2.4. drrc.kuramoto_sivashinsky module
Generates training data for a Kuramoto-Sivashinsky system.
Code author: Gerrit Wellecke
- class KuramotoSivashinsky(config: Config, method: str, nu: float, L: float, nx: int, dt: float, t0: float = 0, tN: float = 0, task_id: int = 0, Filepath: str = 'Data/1D_KuramotoSivashinsky/', cluster_save: bool = False, **kwargs)[source]
Bases:
object
The Kuramoto-Sivashinsky-equation as
\[\partial_t u(x,t) = -\frac{1}{2} \nabla\left[ u^2(x,t)\right] - \nabla^2 u(x,t) - \nu \nabla^4 u(x,t)\,,\]where \(u\) is a one-dimensional field.
Todo
Update documentation!
- Parameters:
config (Config) – configuration YAML object referring to the KS system
method (str) – method of integration.
nu (float) – prefactor of 4th derivative in KS equation
L (float) – domain length, i.e. domain is [0, L]
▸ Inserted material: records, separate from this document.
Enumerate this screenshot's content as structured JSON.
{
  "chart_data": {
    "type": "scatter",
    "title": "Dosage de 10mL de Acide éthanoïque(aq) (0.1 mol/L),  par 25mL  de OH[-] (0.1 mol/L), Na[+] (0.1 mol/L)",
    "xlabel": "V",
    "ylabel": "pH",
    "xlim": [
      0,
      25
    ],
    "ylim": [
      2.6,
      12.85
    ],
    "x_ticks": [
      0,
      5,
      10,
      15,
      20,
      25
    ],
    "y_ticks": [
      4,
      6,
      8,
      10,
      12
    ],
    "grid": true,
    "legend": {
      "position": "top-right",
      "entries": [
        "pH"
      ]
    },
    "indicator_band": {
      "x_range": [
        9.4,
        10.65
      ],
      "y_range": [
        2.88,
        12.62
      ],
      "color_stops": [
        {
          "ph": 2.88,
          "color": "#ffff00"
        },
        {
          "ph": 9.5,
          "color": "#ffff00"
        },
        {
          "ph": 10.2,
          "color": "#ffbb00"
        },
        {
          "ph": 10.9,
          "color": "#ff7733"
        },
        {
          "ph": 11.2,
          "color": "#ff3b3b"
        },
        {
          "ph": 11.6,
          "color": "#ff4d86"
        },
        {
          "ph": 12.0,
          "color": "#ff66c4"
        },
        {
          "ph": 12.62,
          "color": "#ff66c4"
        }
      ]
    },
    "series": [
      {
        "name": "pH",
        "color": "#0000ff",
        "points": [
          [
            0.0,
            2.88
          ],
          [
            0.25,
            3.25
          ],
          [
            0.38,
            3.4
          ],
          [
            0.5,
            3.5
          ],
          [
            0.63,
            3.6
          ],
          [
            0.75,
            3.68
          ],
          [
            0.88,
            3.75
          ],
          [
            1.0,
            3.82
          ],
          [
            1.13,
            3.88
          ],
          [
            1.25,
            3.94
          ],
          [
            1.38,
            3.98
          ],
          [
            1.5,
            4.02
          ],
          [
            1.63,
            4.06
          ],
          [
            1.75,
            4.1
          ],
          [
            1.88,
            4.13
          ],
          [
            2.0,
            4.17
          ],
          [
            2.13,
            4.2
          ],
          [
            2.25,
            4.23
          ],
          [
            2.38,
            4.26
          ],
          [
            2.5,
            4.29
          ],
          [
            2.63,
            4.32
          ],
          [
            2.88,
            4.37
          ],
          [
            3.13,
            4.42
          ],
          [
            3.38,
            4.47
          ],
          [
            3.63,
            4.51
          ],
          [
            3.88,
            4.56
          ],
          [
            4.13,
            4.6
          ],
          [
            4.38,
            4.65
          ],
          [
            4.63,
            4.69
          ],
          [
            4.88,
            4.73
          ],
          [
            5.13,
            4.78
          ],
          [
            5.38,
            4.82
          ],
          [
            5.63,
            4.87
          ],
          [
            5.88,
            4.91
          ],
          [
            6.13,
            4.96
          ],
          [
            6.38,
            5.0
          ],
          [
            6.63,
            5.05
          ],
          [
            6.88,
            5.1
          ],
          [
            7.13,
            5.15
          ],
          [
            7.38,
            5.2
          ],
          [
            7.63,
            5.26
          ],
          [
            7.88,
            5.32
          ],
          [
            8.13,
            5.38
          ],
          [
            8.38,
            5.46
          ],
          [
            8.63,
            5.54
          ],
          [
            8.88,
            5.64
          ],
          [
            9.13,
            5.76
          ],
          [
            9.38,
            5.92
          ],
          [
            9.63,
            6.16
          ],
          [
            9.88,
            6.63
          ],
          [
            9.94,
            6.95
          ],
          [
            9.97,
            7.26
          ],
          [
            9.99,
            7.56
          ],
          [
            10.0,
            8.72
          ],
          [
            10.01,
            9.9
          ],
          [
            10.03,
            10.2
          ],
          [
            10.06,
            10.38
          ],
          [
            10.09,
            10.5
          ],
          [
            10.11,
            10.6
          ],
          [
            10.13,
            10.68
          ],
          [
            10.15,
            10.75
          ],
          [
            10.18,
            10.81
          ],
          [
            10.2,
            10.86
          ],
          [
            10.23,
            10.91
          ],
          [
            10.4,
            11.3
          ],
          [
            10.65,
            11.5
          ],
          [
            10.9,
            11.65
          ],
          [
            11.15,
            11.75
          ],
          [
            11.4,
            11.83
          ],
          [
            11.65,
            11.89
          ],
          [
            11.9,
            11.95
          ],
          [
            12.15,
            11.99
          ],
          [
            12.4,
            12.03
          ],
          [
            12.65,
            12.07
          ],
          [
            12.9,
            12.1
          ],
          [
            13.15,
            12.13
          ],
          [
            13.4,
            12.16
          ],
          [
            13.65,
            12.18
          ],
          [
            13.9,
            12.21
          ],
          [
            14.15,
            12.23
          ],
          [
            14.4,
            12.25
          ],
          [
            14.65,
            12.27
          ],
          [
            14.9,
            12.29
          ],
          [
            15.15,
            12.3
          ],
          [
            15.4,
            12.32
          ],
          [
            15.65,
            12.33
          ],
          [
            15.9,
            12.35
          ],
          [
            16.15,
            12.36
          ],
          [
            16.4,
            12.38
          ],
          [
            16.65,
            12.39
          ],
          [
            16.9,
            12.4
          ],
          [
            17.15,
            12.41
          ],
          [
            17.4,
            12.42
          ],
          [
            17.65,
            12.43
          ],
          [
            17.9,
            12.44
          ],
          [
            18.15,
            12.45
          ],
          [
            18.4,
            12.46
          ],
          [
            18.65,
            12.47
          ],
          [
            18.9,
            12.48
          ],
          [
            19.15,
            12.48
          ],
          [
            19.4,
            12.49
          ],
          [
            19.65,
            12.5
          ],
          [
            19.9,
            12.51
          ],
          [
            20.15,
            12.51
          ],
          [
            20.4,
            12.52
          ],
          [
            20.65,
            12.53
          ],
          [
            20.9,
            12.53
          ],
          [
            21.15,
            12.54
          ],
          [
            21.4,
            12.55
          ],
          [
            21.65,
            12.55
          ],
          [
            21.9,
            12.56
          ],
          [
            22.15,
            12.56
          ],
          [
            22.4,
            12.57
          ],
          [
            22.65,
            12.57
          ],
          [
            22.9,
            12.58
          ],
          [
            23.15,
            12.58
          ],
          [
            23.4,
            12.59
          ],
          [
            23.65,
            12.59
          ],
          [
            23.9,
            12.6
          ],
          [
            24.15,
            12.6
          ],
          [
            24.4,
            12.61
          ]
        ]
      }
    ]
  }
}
nx (int) – number of gridpoints in spatial domain
dt (float) – time step size
t0 (float) – time before is integrated but discarded
tN (float) – final time point
task_id (int) – SGE_TASK_ID of the current execution
cluster_save (bool) – Set to true if you wish to save data with an absolute path. In this case Jobscript-Datadir is interpreted absolute, which is useful when you want to use the cluster’s data server.
Example
This best used by dictionary unpacking, e.g.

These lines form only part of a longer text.